1-rank approximation:

compress_img(X, 1)
../../_images/49c24f42d246c8e34fbaea20a39d53f2de17a02744c2a5892ad3739c293ad214.svg

\(2\)-rank approximaion:

compress_img(X, 2)
../../_images/e13c2e8cc9d8dc70d1173c05a7bf6619d765dbdaf25315c767f8c17b3c4fa48e.svg

\(5\)-rank approximation:

compress_img(X, 5)
../../_images/a83256d0a70572a1a31a5e3ac05671bc3d6e936776a531eb4aa20f294ed5ecc3.svg

\(10\)-rank approximation:

compress_img(X, 10)
../../_images/de8a75850a42e2aeb02040d222f5453efefe7bc6cd540b8257f6e0fc499d4939.svg

\(20\)-rank approximation is quite admittable:

compress_img(X, 20)
../../_images/644f24c38558aab0ec0b26b74e34560c4ab74f076f406b51853bcba39795bbd4.svg

Now plot the error of arroximation:

plot_SVD_approx(X)
../../_images/b812b7a86551db939013809b0be7f72f0f0b5191ed77f6391ac5d9b5873cf147.svg

Exercises#

  1. Show that \(\Vert \boldsymbol A \Vert_F^2 = \sum\limits_{i = 1}^r \sigma_i^2\).

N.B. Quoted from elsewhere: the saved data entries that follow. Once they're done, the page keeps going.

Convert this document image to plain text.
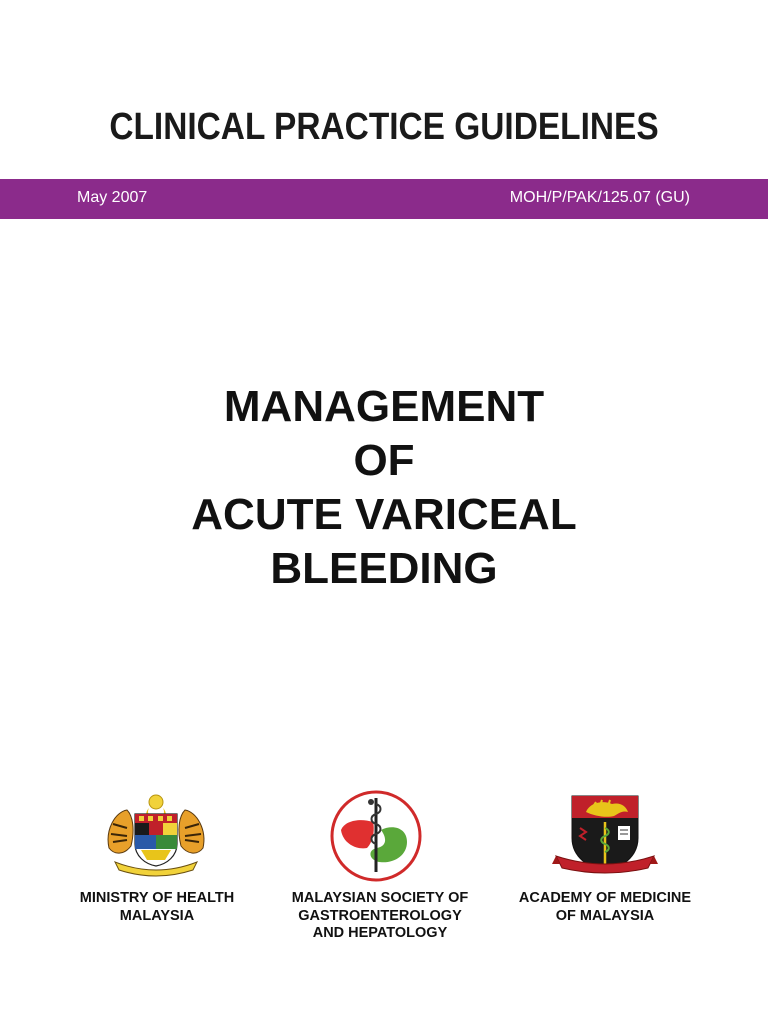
CLINICAL PRACTICE GUIDELINES
May 2007	MOH/P/PAK/125.07 (GU)
MANAGEMENT
OF
ACUTE VARICEAL
BLEEDING
MINISTRY OF HEALTH
MALAYSIA
MALAYSIAN SOCIETY OF
GASTROENTEROLOGY
AND HEPATOLOGY
ACADEMY OF MEDICINE
OF MALAYSIA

  2. Find SVD of a one-rank matrix \(\boldsymbol A = \boldsymbol{uv}^\mathsf{T}\), \(\boldsymbol u \in \mathbb R^m\), \(\boldsymbol v \in \mathbb R^n\).

  3. Prove that \(\boldsymbol u_i\) are eigenvectors of \(\boldsymbol {AA}^\mathsf{T}\).

  4. Explain why \(\mathrm{span}(\boldsymbol v_1, \ldots, \boldsymbol v_r) = C(\boldsymbol A^\mathsf{T})\).

  5. Find SVD of matrices

    \[\begin{split} \begin{pmatrix} 3 & 0 \\ 4 & 5 \end{pmatrix}, \quad \begin{pmatrix} 0 & 1 & 0 & 0 \\ 0 & 0 & 2 & 0 \\ 0 & 0 & 0 & 3 \\ 0 & 0 & 0 & 0 \\ \end{pmatrix}, \quad \begin{pmatrix} 1 & 1 & 0 \\ 0 & 1 & 1 \end{pmatrix}. \end{split}\]

  6. Show that \(\Vert \boldsymbol A - \hat{\boldsymbol A}_K\Vert_F^2 = \sum\limits_{i=K+1}^r \sigma_i^2\).